Bei gerichtlich festgestellter Körperverletzung dürfen das Opfer oder seine Familie dem Täter unter Aufsicht des Richters die exakt gleiche Verletzung zufügen, die er dem Opfer zugefügt hatte. Der Täter muss zudem eine gute Tat für Gott begehen, etwa fasten oder eine Geldspende entrichten, früher einen Sklaven freilassen. Bei Tötungsdelikten wird der Täter nur dann getötet, wenn der nächste männliche Verwandte des Opfers dies vor Gericht verlangt. Zudem darf die Vergeltung gemäß Sure 2,178 nur dann vollstreckt werden, wenn Täter und Opfer „gleich" sind: Für einen Mann darf nur ein anderer Mann, für eine Frau eine andere Frau, für einen Sklaven ein Sklave getötet werden. Diese Bedingung erfüllen nur wenige Fälle, so dass dann nur eine vom Richter festgesetzte Strafe in Betracht kommt. Diese kann je nach Beurteilung des Einzelfalls von Freispruch bis zur Todesstrafe reichen. Ein Verfahren wird sofort eingestellt, wenn das Opfer dem Täter vergibt oder dieser glaubhaft und nachhaltig Reue bekundet.

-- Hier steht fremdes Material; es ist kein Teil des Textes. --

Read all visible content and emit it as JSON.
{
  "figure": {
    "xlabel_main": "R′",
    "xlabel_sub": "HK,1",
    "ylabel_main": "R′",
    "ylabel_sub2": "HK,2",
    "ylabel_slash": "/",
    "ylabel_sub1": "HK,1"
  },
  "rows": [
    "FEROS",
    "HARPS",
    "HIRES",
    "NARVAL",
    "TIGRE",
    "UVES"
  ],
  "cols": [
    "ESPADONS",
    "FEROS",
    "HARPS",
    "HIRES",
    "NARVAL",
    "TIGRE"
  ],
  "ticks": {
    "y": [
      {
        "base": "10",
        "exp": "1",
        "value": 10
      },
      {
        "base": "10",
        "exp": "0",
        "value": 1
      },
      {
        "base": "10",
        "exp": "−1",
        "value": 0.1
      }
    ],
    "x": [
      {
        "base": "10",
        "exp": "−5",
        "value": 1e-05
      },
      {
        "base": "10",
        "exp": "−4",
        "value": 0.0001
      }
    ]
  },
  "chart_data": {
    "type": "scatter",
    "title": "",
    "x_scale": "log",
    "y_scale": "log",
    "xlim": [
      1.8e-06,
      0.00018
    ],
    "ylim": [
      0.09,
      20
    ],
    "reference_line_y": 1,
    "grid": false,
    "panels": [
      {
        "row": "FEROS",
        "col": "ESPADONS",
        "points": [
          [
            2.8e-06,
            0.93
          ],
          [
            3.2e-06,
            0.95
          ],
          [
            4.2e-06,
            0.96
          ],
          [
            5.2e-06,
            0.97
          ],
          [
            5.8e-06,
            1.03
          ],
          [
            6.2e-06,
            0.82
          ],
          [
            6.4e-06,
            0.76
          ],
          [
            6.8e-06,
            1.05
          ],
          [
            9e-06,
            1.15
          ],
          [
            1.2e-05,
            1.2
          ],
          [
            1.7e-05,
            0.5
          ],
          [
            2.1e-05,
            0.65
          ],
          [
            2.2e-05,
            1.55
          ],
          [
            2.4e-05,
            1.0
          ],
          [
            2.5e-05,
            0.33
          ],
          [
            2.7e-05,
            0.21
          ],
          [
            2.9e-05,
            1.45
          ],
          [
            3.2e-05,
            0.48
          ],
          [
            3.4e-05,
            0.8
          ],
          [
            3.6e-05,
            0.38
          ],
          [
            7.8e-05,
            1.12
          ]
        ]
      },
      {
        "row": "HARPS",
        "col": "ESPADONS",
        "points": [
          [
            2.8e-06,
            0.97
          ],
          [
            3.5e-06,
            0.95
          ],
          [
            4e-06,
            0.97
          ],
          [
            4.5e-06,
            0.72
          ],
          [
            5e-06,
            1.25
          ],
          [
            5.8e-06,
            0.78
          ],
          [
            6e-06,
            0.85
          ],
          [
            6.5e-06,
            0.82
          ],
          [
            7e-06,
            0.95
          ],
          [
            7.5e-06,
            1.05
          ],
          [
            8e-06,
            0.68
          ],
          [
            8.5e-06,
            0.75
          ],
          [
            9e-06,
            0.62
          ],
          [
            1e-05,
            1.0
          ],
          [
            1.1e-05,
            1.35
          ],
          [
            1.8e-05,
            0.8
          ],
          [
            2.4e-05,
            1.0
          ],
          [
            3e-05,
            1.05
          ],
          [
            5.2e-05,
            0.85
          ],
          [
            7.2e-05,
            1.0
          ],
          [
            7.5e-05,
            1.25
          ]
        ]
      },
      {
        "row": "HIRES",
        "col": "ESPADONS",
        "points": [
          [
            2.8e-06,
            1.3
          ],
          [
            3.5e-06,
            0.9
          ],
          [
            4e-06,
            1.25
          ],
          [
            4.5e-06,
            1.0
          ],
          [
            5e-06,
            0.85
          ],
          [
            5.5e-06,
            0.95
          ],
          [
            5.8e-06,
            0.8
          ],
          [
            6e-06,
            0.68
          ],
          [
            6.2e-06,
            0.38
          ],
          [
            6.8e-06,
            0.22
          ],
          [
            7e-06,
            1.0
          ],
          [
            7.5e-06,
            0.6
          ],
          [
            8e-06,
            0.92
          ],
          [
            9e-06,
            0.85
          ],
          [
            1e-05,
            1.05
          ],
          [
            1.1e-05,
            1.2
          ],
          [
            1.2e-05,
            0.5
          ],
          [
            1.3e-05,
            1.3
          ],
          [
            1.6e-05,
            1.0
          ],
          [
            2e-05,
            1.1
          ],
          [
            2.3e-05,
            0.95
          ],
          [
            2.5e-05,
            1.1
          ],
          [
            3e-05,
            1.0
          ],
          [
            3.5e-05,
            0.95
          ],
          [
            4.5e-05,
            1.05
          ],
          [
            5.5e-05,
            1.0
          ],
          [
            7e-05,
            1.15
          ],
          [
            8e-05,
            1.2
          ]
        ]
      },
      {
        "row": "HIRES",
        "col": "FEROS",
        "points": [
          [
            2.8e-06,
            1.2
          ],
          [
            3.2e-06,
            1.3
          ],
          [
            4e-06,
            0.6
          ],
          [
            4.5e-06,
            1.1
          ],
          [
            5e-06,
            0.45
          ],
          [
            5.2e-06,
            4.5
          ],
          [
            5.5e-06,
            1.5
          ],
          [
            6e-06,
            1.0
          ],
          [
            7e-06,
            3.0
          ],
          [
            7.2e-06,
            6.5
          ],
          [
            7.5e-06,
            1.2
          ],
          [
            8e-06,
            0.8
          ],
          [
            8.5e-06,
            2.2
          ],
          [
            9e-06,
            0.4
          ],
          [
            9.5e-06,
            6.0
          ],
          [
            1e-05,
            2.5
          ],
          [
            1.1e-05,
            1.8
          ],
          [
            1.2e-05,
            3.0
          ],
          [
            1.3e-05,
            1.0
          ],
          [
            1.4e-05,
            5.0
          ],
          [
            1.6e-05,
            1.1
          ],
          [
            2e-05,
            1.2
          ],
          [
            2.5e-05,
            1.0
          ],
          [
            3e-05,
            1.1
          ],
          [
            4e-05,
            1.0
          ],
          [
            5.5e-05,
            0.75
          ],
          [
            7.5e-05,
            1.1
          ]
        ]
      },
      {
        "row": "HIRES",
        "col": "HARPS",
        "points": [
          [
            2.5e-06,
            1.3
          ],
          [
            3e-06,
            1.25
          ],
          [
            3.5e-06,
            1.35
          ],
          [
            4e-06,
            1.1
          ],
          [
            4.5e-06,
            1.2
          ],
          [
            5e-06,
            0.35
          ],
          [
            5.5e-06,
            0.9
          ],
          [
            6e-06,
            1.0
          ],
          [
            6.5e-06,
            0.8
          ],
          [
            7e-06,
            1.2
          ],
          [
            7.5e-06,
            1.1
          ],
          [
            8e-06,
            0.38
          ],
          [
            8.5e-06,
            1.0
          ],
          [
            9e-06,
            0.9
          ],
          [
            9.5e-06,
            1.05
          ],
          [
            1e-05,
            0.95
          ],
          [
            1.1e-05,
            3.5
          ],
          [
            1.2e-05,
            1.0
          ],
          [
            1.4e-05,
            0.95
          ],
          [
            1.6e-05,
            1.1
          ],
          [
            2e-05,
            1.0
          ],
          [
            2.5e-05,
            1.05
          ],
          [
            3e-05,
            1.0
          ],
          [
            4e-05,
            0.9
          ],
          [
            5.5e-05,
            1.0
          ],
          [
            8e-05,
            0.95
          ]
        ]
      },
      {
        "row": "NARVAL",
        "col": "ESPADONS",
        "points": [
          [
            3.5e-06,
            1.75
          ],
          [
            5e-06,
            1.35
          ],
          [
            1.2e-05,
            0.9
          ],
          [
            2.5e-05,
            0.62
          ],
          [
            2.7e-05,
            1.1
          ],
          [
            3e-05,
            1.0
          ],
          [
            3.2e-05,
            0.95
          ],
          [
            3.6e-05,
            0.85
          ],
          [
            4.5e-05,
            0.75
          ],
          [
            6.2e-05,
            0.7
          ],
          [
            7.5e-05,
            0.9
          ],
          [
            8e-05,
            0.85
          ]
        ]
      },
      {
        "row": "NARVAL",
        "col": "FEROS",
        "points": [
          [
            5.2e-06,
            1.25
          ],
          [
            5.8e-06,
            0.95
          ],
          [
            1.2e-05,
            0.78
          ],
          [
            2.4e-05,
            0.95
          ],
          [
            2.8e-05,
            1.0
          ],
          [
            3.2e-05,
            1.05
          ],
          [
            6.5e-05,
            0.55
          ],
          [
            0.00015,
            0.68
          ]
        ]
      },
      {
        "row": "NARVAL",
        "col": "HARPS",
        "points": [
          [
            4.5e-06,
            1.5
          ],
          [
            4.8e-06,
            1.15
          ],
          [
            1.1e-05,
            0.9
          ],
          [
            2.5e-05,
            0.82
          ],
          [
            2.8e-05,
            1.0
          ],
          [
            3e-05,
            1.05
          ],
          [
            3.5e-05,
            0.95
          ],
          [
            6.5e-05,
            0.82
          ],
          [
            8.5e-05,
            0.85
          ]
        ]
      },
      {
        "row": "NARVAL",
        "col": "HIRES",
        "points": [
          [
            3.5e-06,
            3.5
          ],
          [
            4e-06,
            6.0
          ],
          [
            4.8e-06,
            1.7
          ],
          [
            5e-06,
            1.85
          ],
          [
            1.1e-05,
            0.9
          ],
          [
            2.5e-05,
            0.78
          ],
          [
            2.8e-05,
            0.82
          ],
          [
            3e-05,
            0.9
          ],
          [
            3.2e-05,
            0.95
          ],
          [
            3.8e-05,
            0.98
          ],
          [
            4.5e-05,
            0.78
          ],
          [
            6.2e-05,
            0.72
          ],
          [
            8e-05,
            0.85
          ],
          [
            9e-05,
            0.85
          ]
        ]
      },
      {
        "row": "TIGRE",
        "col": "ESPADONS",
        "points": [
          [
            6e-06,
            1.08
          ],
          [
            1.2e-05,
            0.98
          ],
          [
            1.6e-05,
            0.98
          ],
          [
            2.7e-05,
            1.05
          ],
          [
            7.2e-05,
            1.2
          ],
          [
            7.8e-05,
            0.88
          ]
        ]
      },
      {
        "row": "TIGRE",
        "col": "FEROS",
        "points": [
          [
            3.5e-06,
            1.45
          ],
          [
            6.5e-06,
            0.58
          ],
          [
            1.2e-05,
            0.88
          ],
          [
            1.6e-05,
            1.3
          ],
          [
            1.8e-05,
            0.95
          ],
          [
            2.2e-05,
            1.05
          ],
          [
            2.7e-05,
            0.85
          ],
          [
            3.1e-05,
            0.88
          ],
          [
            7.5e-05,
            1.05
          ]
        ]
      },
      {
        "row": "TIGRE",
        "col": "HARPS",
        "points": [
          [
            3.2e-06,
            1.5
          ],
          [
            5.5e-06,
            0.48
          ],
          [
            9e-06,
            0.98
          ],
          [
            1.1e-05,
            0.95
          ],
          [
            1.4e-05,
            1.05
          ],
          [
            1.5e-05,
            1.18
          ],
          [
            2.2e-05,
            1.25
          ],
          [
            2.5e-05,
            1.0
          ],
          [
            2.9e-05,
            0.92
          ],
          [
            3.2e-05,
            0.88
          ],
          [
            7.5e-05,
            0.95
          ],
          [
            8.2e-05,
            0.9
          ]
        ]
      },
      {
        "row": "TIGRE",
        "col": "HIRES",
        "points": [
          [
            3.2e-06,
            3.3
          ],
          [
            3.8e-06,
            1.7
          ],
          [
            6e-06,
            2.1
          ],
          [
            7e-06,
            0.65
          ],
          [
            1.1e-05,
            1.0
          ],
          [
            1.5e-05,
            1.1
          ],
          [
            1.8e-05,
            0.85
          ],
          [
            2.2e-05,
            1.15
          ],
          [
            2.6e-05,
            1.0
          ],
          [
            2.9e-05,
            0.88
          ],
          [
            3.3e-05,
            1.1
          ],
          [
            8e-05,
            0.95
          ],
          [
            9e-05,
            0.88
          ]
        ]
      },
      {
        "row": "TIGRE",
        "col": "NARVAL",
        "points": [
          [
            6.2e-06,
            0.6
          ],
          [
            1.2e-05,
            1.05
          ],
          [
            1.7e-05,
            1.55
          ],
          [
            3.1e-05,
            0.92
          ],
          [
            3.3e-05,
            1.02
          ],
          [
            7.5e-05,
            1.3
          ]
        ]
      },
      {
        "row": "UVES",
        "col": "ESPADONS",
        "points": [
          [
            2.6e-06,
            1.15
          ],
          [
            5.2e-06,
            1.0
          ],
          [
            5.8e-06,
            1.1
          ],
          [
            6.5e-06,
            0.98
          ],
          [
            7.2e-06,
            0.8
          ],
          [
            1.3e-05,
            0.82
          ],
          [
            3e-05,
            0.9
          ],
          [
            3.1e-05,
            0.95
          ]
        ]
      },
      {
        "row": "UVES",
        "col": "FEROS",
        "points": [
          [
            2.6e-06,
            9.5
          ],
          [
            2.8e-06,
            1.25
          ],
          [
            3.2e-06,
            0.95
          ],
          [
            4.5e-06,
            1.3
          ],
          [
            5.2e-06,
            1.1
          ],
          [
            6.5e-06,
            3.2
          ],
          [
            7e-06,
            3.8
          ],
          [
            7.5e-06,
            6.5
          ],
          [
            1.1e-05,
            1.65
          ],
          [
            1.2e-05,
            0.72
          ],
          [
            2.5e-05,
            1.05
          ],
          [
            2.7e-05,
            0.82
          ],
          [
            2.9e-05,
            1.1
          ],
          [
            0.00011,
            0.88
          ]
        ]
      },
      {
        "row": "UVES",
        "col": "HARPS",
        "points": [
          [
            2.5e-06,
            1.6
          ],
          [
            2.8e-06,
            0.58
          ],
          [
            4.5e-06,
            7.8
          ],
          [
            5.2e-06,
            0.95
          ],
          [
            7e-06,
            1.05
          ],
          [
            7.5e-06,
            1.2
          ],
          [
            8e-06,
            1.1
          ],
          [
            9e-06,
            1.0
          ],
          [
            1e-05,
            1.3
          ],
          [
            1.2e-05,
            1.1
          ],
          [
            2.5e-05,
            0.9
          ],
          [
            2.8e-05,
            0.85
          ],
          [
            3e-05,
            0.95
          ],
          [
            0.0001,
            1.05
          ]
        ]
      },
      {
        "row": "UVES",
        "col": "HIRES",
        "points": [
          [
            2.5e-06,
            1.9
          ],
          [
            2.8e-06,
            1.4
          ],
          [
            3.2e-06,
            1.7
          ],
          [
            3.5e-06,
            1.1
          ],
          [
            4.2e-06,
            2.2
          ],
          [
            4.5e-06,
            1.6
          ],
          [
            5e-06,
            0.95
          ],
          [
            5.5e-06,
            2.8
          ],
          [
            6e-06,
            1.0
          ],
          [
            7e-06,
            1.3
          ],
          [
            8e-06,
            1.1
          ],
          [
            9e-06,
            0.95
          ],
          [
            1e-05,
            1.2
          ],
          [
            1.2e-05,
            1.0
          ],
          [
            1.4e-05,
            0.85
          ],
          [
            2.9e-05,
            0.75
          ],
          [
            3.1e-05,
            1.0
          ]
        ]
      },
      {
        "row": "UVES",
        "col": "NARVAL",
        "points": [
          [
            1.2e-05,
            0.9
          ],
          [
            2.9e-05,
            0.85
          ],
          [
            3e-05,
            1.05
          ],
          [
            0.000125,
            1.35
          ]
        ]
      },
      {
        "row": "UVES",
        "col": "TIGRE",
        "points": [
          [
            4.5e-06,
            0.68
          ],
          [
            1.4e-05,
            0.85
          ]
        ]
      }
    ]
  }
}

Wer dieses Wiedervergeltungsrecht bricht, kann auf Antrag des Opfers oder seiner Familie strafverfolgt werden. Faktisch üben Opferfamilien jedoch oft Selbstjustiz, die als Blutrache für die Verletzung der Familienehre gesellschaftlich gebilligt und vielfach nicht verfolgt wird. Erst die Tötung dessen, der die Ehre verletzt hat, gilt als deren Wiederherstellung.

Wenn eine Wiedervergeltung wegen Ungleichheit von Täter und Opfer nicht möglich ist oder die Familie des Opfers sie nicht verlangt, kann diese dafür einen Blutpreis (diya) beanspruchen. Für eine Frau ist das Blutgeld nur halb so hoch. Auch für Nichtmuslime ist es meist niedriger. Bei einer Körperverletzung wird die Höhe nach der Schwere der Tat abgestuft. Die Zahlung ersetzt nicht die gute Tat, die ein Täter auch dann begehen muss.[3]

Neuzeit

Das Talionsprinzip wurde allmählich abgewandelt: Man versuchte, unter dem Stichwort „Angemessenheit“ den Gesichtspunkt des Gleichgewichts zwischen Tat und Strafe auch im staatlichen Strafrecht zur Gleltung zu bringen. Demzufolge sollte das Strafmaß sich nunmehr nicht mehr wie bisher am Schaden, den der Täter verursacht hatte, orientieren, sondern sich nach der kriminellen Energie des Täters bemessen. Diese wurde als Unrecht gewertet, insofern sie gegen eine allgemeingültige Rechtsnorm verstößt. Dabei unterschied bereits die Antike zunehmend genau zwischen Unfall, Versehen, Fahrlässigkeit und Vorsatz. Letzterer rückte neuzeitlich in den Mittelpunkt der Rechtsphilosophie: Denn mit dem im Naturrecht begründeten Menschenrechten war das Bild eines ethisch verantwortlichen Täters verbunden, der moralische Entscheidungsfreiheit besitze und darum schuldfähig sei.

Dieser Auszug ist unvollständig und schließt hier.